Drug companies lack incentive to create a vaccine, official says



He said the government will eventually create a vaccine.
WASHINGTON (AP) -- In an unusually candid admission, the federal chief of AIDS research says he believes drug companies don't have an incentive to create a vaccine for the HIV and are likely to wait to profit from it after the government develops one.
And that means the government has had to spend more time focusing on the processes that drug companies ordinarily follow in developing new medicines and bringing them to market.
"We had to spend some time and energy paying attention to those aspects of development because the private side isn't picking it up," Dr.
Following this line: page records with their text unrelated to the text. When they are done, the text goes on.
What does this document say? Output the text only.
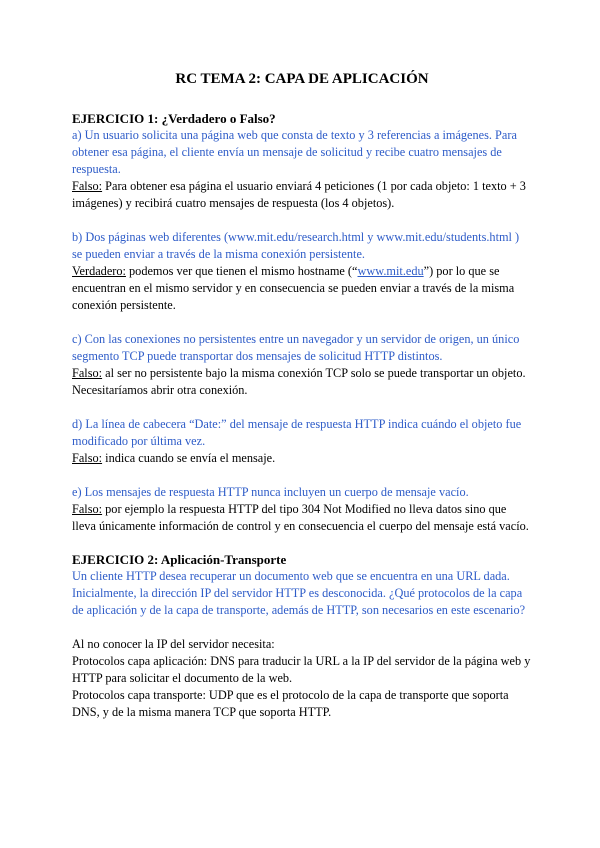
RC TEMA 2: CAPA DE APLICACIÓN
EJERCICIO 1: ¿Verdadero o Falso?

a) Un usuario solicita una página web que consta de texto y 3 referencias a imágenes. Para obtener esa página, el cliente envía un mensaje de solicitud y recibe cuatro mensajes de respuesta.

Falso: Para obtener esa página el usuario enviará 4 peticiones (1 por cada objeto: 1 texto + 3 imágenes) y recibirá cuatro mensajes de respuesta (los 4 objetos).

b) Dos páginas web diferentes (www.mit.edu/research.html y www.mit.edu/students.html ) se pueden enviar a través de la misma conexión persistente.

Verdadero: podemos ver que tienen el mismo hostname (“www.mit.edu”) por lo que se encuentran en el mismo servidor y en consecuencia se pueden enviar a través de la misma conexión persistente.

c) Con las conexiones no persistentes entre un navegador y un servidor de origen, un único segmento TCP puede transportar dos mensajes de solicitud HTTP distintos.

Falso: al ser no persistente bajo la misma conexión TCP solo se puede transportar un objeto. Necesitaríamos abrir otra conexión.

d) La línea de cabecera “Date:” del mensaje de respuesta HTTP indica cuándo el objeto fue modificado por última vez.

Falso: indica cuando se envía el mensaje.

e) Los mensajes de respuesta HTTP nunca incluyen un cuerpo de mensaje vacío.

Falso: por ejemplo la respuesta HTTP del tipo 304 Not Modified no lleva datos sino que lleva únicamente información de control y en consecuencia el cuerpo del mensaje está vacío.

EJERCICIO 2: Aplicación-Transporte

Un cliente HTTP desea recuperar un documento web que se encuentra en una URL dada. Inicialmente, la dirección IP del servidor HTTP es desconocida. ¿Qué protocolos de la capa de aplicación y de la capa de transporte, además de HTTP, son necesarios en este escenario?

Al no conocer la IP del servidor necesita:

Protocolos capa aplicación: DNS para traducir la URL a la IP del servidor de la página web y HTTP para solicitar el documento de la web.

Protocolos capa transporte: UDP que es el protocolo de la capa de transporte que soporta DNS, y de la misma manera TCP que soporta HTTP.
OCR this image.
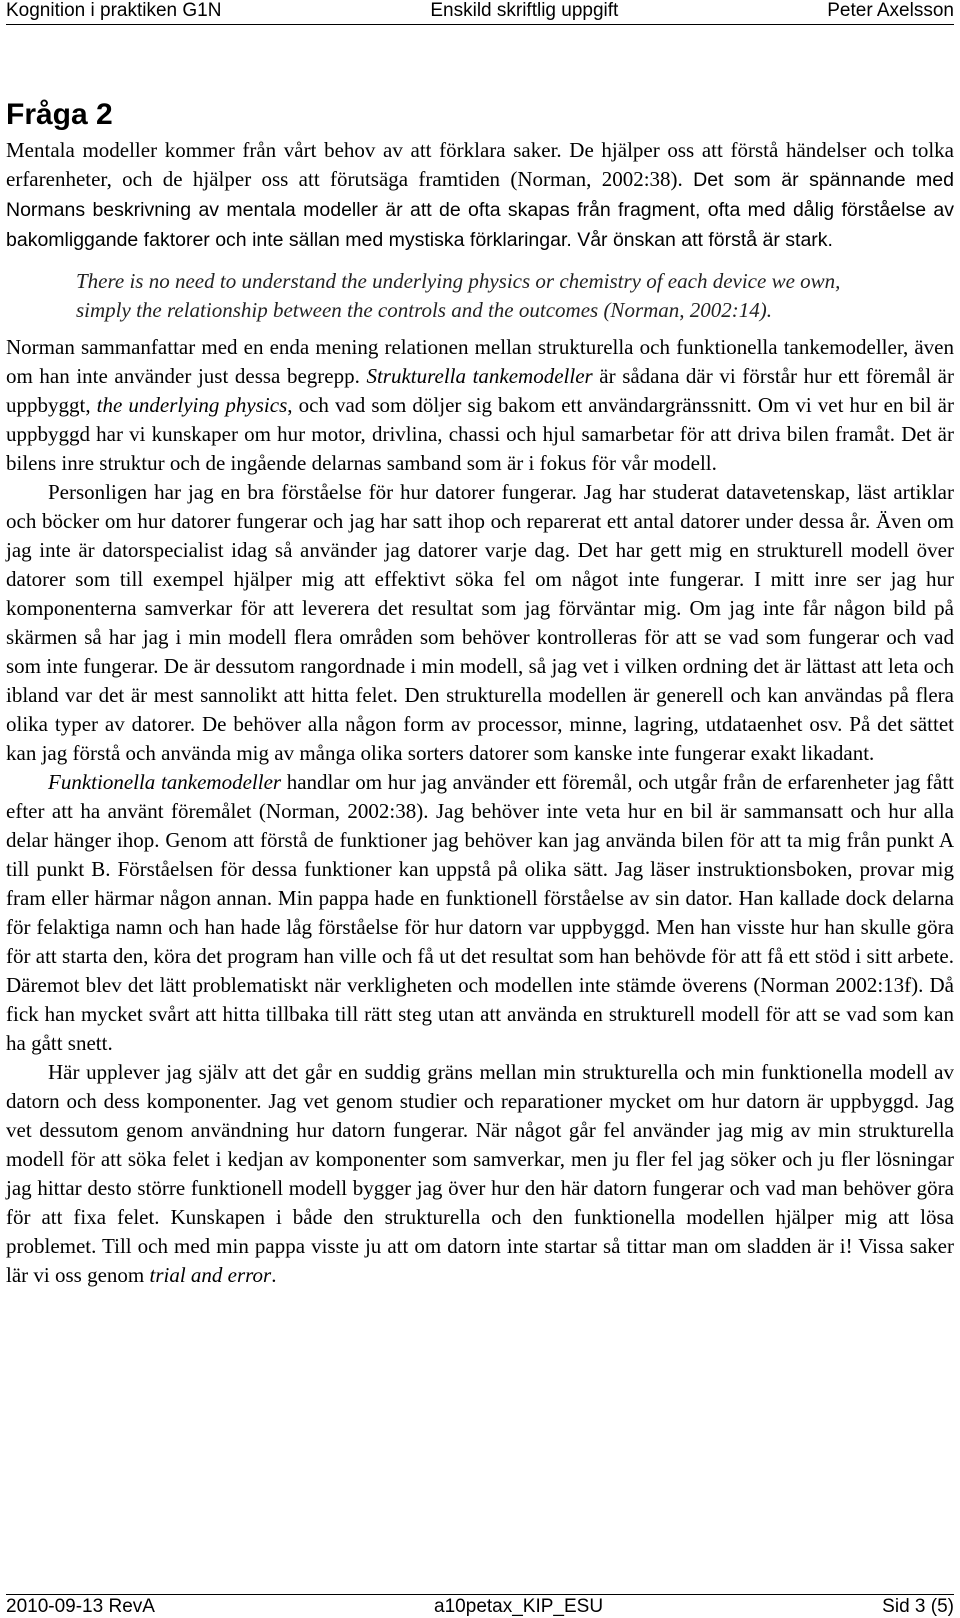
Kognition i praktiken G1N	Enskild skriftlig uppgift	Peter Axelsson
Fråga 2

Mentala modeller kommer från vårt behov av att förklara saker. De hjälper oss att förstå händelser och tolka erfarenheter, och de hjälper oss att förutsäga framtiden (Norman, 2002:38). Det som är spännande med Normans beskrivning av mentala modeller är att de ofta skapas från fragment, ofta med dålig förståelse av bakomliggande faktorer och inte sällan med mystiska förklaringar. Vår önskan att förstå är stark.

There is no need to understand the underlying physics or chemistry of each device we own, simply the relationship between the controls and the outcomes (Norman, 2002:14).

Norman sammanfattar med en enda mening relationen mellan strukturella och funktionella tankemodeller, även om han inte använder just dessa begrepp. Strukturella tankemodeller är sådana där vi förstår hur ett föremål är uppbyggt, the underlying physics, och vad som döljer sig bakom ett användargränssnitt. Om vi vet hur en bil är uppbyggd har vi kunskaper om hur motor, drivlina, chassi och hjul samarbetar för att driva bilen framåt. Det är bilens inre struktur och de ingående delarnas samband som är i fokus för vår modell.

Personligen har jag en bra förståelse för hur datorer fungerar. Jag har studerat datavetenskap, läst artiklar och böcker om hur datorer fungerar och jag har satt ihop och reparerat ett antal datorer under dessa år. Även om jag inte är datorspecialist idag så använder jag datorer varje dag. Det har gett mig en strukturell modell över datorer som till exempel hjälper mig att effektivt söka fel om något inte fungerar. I mitt inre ser jag hur komponenterna samverkar för att leverera det resultat som jag förväntar mig. Om jag inte får någon bild på skärmen så har jag i min modell flera områden som behöver kontrolleras för att se vad som fungerar och vad som inte fungerar. De är dessutom rangordnade i min modell, så jag vet i vilken ordning det är lättast att leta och ibland var det är mest sannolikt att hitta felet. Den strukturella modellen är generell och kan användas på flera olika typer av datorer. De behöver alla någon form av processor, minne, lagring, utdataenhet osv. På det sättet kan jag förstå och använda mig av många olika sorters datorer som kanske inte fungerar exakt likadant.

Funktionella tankemodeller handlar om hur jag använder ett föremål, och utgår från de erfarenheter jag fått efter att ha använt föremålet (Norman, 2002:38). Jag behöver inte veta hur en bil är sammansatt och hur alla delar hänger ihop. Genom att förstå de funktioner jag behöver kan jag använda bilen för att ta mig från punkt A till punkt B. Förståelsen för dessa funktioner kan uppstå på olika sätt. Jag läser instruktionsboken, provar mig fram eller härmar någon annan. Min pappa hade en funktionell förståelse av sin dator. Han kallade dock delarna för felaktiga namn och han hade låg förståelse för hur datorn var uppbyggd. Men han visste hur han skulle göra för att starta den, köra det program han ville och få ut det resultat som han behövde för att få ett stöd i sitt arbete. Däremot blev det lätt problematiskt när verkligheten och modellen inte stämde överens (Norman 2002:13f). Då fick han mycket svårt att hitta tillbaka till rätt steg utan att använda en strukturell modell för att se vad som kan ha gått snett.

Här upplever jag själv att det går en suddig gräns mellan min strukturella och min funktionella modell av datorn och dess komponenter. Jag vet genom studier och reparationer mycket om hur datorn är uppbyggd. Jag vet dessutom genom användning hur datorn fungerar. När något går fel använder jag mig av min strukturella modell för att söka felet i kedjan av komponenter som samverkar, men ju fler fel jag söker och ju fler lösningar jag hittar desto större funktionell modell bygger jag över hur den här datorn fungerar och vad man behöver göra för att fixa felet. Kunskapen i både den strukturella och den funktionella modellen hjälper mig att lösa problemet. Till och med min pappa visste ju att om datorn inte startar så tittar man om sladden är i! Vissa saker lär vi oss genom trial and error.

2010-09-13 RevA	a10petax_KIP_ESU	Sid 3 (5)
Edmund Tramont testified in a deposition in a recent employment lawsuit obtained by The Associated Press.
Tramont is head of the AIDS research division of the National Institutes of Health, and he predicted in his testimony that the government will eventually create a vaccine. He testified in July in the whistleblower case of Dr. Jonathan Fishbein.
"If we look at the vaccine, HIV vaccine, we're going to have an HIV vaccine. It's not going to be made by a company," Tramont said. "They're dropping out like flies because there's no real incentive for them to do it. We have to do it."
"They will eventually -- if it works, they won't have to make that big investment. And they can make it and sell it and make a profit," he said.
Response
An official of the group representing the country's major drug companies took sharp exception to Tramont's comments.
"That is simply not true. America's pharmaceutical research companies are firmly committed to HIV/AIDS vaccine research and development with 15 potential vaccines in development today," said Ken Johnson, senior vice president of PhRMA, the Pharmaceutical Research and Manufacturers of America.
"Vaccine research is crucial to controlling the AIDS pandemic, and our companies are well aware of the need to succeed in this vital area of science," Johnson said.
In an e-mail response for comment, Tramont said the HIV vaccine mirrors the history of other vaccines. "It is not just a HIV vaccine -- it's all vaccines -- that is why there was/is a shortage of flu vaccines," Tramont wrote.
The quest for an AIDS vaccine has been one of science's biggest disappointments despite billions of dollars and years of research. Part of the dilemma is that such a vaccine must work through the very immune system that AIDS compromises.